Histological analysis of brains

At 28 days after BCAS, mice were anaesthetised and perfused with PBS with 1 U/mL of heparin. Brains were removed, fixed in 10% formaldehyde, embedded in paraffin, and sectioned. We selected all surviving KO (n = 5) and EC-Tg (n = 8) mice and randomly selected six out of fourteen surviving WT mice (excluding one mouse which died during anaesthesia because the brain was not properly removed due to unexpected death). Sections were stained with mouse anti-Glut1 antibody for evaluating cerebral angiogenesis13,42 and by Klüver-Barrera staining for evaluating demyelinating changes of white matter lesions43. Histological images were obtained using an Olympus BX43F connected to an Olympus DP21 digital camera.

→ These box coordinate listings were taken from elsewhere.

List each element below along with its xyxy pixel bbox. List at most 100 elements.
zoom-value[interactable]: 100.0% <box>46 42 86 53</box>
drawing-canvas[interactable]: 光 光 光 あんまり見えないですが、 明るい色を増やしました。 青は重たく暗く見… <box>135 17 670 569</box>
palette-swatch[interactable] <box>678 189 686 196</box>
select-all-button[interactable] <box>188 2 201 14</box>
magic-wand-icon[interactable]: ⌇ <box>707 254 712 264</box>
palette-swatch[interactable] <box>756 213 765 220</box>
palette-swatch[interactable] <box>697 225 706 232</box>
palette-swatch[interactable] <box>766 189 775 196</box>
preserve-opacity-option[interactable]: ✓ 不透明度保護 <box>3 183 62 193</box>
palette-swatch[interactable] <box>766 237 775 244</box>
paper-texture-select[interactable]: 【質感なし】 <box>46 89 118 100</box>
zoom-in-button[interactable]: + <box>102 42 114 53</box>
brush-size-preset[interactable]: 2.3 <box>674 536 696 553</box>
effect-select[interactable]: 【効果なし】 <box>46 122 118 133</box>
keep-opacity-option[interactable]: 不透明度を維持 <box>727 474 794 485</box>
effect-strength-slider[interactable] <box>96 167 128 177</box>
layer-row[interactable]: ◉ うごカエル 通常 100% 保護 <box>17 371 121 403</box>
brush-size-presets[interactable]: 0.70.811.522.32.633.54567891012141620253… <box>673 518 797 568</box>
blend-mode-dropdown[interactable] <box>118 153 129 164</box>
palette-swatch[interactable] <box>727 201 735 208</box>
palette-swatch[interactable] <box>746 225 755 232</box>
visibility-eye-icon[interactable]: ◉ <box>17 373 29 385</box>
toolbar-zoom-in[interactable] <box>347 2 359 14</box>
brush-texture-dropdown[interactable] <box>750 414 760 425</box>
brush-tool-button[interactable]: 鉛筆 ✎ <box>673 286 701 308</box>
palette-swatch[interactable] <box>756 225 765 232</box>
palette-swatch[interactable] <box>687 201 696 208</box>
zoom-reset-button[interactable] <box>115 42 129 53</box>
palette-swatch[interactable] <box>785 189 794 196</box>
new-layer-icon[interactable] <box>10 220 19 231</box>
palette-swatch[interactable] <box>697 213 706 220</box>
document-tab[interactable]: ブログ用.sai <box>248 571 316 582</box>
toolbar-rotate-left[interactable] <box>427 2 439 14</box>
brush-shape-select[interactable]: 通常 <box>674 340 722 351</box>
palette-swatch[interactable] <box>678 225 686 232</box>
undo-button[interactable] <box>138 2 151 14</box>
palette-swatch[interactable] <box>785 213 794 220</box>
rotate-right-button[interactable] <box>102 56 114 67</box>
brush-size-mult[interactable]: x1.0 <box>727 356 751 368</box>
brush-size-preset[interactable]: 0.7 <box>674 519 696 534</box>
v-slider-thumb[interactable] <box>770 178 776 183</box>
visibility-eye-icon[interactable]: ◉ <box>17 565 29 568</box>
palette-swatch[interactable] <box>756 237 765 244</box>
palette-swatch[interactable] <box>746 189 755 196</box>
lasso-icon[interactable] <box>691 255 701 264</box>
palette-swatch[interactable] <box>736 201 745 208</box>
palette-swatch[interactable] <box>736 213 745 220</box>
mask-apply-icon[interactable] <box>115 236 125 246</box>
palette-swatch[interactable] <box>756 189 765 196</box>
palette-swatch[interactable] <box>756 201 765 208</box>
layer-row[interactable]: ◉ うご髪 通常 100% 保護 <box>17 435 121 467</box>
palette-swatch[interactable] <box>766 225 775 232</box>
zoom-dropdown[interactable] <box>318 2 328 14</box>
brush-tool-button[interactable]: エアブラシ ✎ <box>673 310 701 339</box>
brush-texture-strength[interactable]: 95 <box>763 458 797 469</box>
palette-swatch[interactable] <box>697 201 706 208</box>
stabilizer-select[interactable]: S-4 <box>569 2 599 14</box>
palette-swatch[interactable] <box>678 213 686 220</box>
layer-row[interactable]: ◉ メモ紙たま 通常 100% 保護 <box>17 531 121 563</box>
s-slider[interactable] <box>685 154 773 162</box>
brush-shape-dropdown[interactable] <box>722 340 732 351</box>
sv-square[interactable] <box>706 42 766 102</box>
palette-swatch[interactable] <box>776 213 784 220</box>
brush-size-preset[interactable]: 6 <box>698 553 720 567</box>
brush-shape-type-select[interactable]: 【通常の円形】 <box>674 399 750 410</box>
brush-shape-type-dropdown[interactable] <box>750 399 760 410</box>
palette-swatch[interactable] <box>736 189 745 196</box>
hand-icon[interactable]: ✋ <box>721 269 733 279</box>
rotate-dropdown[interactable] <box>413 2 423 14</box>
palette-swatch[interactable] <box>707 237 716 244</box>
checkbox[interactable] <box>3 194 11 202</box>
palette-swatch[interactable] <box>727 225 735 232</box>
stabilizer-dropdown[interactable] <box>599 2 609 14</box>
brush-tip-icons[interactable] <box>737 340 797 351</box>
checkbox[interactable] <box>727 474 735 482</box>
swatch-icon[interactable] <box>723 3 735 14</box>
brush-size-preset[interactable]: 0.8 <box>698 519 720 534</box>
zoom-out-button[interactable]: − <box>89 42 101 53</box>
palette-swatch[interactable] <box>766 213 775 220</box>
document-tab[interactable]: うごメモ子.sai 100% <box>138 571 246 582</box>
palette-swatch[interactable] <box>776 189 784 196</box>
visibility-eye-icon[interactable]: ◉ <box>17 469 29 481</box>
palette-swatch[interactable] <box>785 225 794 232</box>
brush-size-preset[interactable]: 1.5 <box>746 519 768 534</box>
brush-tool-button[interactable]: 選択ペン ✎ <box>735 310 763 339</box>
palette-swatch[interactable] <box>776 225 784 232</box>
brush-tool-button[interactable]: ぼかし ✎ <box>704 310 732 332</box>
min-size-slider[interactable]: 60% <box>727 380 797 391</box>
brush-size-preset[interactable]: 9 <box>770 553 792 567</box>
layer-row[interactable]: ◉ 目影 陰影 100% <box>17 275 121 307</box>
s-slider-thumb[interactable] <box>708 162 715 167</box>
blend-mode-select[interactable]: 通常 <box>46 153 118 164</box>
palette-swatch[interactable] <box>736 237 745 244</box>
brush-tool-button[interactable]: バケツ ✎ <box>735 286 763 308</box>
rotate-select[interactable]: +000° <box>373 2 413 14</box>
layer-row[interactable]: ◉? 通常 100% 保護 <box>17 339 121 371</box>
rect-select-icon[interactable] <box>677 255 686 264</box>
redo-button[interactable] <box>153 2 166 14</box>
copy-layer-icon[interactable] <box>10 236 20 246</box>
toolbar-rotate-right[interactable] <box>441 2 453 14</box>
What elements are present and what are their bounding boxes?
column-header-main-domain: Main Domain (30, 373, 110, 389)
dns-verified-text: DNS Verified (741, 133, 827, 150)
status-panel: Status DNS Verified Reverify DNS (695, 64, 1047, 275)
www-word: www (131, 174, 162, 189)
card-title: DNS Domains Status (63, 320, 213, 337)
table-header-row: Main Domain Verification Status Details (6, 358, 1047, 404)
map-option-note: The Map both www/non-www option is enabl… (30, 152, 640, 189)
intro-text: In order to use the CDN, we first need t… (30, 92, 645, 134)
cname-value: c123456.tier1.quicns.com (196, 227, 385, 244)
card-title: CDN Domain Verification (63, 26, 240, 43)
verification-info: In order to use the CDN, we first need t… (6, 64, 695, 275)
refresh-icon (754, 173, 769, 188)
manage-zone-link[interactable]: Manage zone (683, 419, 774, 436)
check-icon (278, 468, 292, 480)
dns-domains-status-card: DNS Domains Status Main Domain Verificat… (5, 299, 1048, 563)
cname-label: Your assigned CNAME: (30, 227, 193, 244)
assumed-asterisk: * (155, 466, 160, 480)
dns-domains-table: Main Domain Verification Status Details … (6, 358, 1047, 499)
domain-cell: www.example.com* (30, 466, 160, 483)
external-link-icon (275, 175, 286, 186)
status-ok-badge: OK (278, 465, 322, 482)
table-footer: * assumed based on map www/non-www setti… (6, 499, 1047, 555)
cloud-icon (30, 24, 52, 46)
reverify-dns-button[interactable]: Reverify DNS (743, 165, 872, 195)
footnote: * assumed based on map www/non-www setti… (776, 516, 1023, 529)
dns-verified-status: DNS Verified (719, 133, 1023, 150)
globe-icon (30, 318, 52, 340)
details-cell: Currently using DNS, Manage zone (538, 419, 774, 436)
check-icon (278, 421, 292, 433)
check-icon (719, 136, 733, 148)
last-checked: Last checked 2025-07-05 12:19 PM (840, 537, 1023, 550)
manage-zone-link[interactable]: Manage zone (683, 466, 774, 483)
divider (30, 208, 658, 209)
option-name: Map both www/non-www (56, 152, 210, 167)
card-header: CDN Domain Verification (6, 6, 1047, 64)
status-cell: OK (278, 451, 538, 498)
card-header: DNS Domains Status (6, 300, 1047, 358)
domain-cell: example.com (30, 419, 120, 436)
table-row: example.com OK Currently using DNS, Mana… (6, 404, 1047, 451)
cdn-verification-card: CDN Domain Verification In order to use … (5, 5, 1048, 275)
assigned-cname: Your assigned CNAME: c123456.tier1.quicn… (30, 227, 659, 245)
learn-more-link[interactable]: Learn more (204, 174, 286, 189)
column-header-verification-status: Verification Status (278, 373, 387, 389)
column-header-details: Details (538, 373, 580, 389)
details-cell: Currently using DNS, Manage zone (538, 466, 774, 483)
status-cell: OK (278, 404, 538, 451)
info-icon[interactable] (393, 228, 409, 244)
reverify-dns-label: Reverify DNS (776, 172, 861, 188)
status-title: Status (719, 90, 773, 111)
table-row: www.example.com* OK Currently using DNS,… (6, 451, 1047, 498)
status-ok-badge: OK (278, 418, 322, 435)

We counted Glut1-positive capillaries in the cerebral cortex from three sections per mouse using Image J software (version 1.50f3; National Institutes of Health, USA). White matter lesions were graded as normal (grade 0), disarrangement of nerve fibres (grade 1), formation of marked vacuoles (grade 2), and disappearance of myelinated fibres (grade 3), as previously described43.

Statistical analysis

Data are presented as mean ± SD unless otherwise indicated. Survival duration was calculated from the date of BCAS surgery, and survival was defined as survival until 28 days after the surgery. The Kaplan–Meier method was used to estimate survival, and differences in survival were assessed by the log-rank test with a Bonferroni correction. CBF values were compared by two-way repeated measures ANOVA and one-way ANOVA with Tukey’s post hoc test. Other statistical analyses were carried out by one-way ANOVA with Tukey’s post hoc test. A p value < 0.05 was considered statistically significant, and a p value of < 0.1 and ≥ 0.05 was considered marginally significant. All data analyses were carried out using JMP pro version 11.2.0 (SAS Institute, Cary, NC).